高市首相の答弁をきっかけに相変わらず拗れ続けている日中関係、というか中国側が一方的に拗ねているだけのようにも見えますが、その影響で東京・上野動物園で展示されているジャイアントパンダの「シャオシャオ」と「レイレイ」の2頭が、中国側の要請に基づき返還されることになったとのことです。現時点で日本にいるパンダはこの2頭のみなので、返還後は日本からパンダの姿が消えることになります。

このせいで上野動物園のパンダ舎には長蛇の列ができているようですが、やはり当分、もしかしたらもう一生見られなくなると思ったら慌てて見に行きたくなるものでしょうか。私はパンダなんて「ちょっと変わった模様の大人しい熊」くらいにしか見ておらず、どちらかといえばレッサーパンダのほうが好きなくらいなので、それほどの思いにはなれません。ただ、これがもし象で、日本から象がいなくなる、アフリカやインドに行かないと見ることができない、というようなことになったとしたら、やはりちょっと見ておきたいと思うかもしれません。

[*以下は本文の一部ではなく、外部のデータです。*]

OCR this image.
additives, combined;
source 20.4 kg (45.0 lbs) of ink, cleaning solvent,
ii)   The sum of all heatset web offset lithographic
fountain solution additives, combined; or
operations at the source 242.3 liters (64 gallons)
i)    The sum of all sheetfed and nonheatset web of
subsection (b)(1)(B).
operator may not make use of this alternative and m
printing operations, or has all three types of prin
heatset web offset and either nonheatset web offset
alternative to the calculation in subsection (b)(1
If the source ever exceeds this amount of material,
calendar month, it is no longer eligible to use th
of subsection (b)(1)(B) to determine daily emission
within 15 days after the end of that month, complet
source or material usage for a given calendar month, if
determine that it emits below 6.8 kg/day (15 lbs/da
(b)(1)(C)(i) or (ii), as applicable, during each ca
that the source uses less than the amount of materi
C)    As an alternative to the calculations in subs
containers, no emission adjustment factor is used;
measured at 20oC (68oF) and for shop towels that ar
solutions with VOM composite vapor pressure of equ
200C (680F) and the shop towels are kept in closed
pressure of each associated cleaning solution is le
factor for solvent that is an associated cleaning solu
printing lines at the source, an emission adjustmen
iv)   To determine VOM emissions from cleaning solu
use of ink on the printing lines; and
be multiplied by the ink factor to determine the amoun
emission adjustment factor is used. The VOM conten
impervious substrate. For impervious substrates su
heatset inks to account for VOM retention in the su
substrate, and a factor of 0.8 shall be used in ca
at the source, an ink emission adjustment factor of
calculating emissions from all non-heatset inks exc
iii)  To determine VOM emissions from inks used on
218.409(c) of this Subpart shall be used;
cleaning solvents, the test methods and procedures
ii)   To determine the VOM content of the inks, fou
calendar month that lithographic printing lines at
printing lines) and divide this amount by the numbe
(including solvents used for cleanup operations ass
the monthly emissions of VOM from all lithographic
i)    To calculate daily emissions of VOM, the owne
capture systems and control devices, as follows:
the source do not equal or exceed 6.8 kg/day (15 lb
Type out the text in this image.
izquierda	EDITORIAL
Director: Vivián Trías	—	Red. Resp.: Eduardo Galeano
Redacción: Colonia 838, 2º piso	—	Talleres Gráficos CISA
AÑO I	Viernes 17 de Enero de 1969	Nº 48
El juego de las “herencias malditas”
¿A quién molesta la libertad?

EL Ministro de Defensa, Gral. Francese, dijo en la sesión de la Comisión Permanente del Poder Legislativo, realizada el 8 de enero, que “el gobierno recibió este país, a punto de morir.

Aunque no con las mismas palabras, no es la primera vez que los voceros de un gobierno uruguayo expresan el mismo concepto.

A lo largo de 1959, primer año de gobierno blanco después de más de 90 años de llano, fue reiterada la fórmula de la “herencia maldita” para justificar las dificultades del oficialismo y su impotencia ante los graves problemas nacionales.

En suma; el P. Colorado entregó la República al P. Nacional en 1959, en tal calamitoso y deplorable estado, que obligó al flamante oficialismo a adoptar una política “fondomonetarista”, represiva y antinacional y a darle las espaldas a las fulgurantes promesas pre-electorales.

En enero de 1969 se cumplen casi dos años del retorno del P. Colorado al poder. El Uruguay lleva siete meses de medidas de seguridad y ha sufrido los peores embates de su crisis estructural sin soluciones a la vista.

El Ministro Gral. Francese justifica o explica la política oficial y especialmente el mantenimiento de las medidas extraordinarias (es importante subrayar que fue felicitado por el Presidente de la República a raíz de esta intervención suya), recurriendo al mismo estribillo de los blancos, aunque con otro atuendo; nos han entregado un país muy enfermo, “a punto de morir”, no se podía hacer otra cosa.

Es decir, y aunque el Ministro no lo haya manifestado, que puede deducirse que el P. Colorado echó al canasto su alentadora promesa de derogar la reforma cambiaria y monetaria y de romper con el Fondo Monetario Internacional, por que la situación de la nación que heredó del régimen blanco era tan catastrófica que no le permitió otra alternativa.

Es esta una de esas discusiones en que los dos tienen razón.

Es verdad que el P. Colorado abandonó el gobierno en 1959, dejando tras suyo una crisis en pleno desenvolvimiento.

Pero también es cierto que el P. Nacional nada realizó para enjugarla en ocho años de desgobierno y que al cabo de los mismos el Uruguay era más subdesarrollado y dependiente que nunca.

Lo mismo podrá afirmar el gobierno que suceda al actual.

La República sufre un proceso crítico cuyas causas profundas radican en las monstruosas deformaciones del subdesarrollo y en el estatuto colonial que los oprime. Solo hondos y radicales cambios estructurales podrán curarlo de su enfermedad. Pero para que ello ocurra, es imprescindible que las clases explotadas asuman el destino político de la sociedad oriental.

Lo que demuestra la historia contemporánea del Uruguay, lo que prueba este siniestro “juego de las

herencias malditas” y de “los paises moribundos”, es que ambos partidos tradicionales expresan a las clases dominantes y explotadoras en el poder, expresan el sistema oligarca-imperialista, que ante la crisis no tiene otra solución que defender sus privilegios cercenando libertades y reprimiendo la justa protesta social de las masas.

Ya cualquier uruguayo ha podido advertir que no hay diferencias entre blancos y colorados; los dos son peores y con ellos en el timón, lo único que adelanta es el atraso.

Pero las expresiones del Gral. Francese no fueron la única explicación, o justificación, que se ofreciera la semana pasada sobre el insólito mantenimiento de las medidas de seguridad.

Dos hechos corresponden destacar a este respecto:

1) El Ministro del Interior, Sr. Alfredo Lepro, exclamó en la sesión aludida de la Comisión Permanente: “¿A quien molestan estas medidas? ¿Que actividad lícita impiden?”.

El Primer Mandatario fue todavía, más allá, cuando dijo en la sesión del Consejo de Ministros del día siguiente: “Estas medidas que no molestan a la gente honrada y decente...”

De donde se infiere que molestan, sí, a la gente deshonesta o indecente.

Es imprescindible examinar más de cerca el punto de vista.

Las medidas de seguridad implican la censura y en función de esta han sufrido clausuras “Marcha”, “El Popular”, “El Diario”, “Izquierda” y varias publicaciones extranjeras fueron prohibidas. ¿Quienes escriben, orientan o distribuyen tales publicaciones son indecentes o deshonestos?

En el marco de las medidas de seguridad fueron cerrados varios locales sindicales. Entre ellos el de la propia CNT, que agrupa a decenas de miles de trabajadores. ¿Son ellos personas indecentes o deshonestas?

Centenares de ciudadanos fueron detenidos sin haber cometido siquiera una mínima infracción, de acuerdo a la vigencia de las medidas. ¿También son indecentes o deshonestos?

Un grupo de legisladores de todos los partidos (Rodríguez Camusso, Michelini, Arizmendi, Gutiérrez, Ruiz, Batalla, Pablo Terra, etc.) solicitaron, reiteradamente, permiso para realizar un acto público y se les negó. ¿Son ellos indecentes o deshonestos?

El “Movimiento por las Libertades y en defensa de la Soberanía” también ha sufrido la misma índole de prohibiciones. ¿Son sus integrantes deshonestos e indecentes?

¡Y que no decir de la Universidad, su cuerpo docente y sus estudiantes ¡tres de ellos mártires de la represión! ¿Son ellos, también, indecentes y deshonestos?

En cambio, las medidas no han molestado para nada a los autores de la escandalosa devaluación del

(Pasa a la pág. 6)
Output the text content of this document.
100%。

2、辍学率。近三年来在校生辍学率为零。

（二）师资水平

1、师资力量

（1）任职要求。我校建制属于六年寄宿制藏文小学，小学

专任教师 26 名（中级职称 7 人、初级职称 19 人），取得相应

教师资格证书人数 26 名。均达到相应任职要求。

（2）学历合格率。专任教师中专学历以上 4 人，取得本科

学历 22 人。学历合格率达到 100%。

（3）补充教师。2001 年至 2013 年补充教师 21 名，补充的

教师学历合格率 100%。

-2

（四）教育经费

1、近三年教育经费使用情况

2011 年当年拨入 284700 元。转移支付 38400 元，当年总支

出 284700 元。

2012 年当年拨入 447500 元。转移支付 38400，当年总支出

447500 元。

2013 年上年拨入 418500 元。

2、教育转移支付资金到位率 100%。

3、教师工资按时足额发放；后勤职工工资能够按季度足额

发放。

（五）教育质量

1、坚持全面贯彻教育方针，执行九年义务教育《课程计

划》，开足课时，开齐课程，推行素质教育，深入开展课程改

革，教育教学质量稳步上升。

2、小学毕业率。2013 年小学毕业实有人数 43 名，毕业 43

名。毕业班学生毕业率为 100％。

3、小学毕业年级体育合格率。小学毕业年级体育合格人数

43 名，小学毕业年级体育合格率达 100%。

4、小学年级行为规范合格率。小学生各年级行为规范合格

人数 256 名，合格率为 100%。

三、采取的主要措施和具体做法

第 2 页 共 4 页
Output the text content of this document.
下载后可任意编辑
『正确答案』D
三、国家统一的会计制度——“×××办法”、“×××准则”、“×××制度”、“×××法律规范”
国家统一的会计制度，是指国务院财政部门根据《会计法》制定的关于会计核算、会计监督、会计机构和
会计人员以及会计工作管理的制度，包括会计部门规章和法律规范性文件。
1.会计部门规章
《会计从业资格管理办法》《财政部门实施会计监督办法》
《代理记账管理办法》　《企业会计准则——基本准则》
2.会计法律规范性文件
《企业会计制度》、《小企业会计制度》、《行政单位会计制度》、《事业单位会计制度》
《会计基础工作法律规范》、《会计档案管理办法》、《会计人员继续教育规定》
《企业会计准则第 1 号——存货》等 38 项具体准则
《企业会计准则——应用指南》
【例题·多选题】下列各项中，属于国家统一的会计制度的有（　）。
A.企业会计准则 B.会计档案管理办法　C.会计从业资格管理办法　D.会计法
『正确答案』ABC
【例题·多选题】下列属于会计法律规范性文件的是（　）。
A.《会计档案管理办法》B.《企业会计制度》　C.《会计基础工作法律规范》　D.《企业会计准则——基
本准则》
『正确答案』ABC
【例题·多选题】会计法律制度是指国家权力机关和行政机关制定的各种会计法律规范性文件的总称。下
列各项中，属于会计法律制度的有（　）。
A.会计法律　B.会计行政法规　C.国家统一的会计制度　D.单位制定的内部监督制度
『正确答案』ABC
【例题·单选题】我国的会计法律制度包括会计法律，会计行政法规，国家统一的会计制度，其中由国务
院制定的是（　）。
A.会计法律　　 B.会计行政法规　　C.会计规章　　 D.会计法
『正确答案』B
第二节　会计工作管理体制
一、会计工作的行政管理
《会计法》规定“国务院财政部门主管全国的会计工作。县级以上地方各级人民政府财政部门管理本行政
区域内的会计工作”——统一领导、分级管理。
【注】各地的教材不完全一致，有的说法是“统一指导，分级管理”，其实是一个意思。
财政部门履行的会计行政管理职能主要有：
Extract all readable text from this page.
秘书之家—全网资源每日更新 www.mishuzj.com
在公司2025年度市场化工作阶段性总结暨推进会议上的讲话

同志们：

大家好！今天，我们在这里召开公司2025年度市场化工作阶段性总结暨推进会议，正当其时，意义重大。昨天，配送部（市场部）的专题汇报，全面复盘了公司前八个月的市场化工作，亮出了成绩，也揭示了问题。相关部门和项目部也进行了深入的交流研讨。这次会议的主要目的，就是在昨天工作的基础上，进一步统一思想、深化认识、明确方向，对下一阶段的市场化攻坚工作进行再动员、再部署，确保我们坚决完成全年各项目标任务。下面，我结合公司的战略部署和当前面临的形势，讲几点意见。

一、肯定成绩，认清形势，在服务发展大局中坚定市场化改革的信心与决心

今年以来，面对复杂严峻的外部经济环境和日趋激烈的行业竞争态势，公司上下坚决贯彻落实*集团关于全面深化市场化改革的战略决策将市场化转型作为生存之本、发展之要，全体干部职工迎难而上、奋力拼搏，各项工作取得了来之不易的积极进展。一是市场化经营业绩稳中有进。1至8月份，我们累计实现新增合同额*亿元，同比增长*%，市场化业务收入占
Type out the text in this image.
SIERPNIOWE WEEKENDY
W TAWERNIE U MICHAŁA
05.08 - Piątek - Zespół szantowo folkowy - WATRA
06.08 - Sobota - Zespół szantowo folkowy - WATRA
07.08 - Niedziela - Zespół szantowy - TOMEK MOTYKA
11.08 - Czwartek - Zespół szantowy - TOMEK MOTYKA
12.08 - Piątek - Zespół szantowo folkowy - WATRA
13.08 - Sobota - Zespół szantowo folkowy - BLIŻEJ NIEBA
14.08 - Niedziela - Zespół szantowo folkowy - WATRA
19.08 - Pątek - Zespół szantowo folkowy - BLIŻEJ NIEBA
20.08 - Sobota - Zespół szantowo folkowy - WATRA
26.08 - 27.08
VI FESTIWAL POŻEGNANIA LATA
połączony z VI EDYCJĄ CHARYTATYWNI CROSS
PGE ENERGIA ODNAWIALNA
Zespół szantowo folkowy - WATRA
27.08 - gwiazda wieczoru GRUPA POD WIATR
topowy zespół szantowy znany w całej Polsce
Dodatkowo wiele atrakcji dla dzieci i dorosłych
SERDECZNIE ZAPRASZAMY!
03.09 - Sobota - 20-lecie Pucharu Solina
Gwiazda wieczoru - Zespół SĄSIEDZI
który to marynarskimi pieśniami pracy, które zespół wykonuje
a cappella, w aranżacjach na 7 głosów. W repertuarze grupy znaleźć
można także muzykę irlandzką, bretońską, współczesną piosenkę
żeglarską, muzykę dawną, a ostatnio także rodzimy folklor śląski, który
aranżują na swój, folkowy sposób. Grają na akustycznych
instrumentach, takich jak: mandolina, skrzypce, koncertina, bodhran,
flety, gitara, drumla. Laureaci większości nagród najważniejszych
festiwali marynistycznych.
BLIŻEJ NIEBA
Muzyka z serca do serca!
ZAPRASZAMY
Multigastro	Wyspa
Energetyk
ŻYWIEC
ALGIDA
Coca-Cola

まあ別にパンダを貶したいわけではないのですが、気に入らないのは中国共産党です。パンダがたまたま中国にしか生息していないからといって政治的に利用しようという魂胆、外交カードになると思っているところが浅ましいというか浅はかというか…。もともとパンダが日本にやってきたのは日中国交正常化を記念して、友好の証としてということのはずですから、それを取り上げるということはもう友好関係は存在しないと言っているに等しく、宣戦布告にも近い…というのは言い過ぎにしても、共産党指導部は一体どういうつもりなのでしょうか。

しかしもう動物園のあり方も変わってきている今、見世物にしかならないパンダが本当に必要なのか、考え直すいい機会なのかもしれません。いっそまた今度中国側の気が変わって貸してくれると言われても、「もういい」と断ることができれば大したものです。まあ、集客力は随一のはずなので、どの園も経営的には喉から手が出るほど欲しいところでしょうが。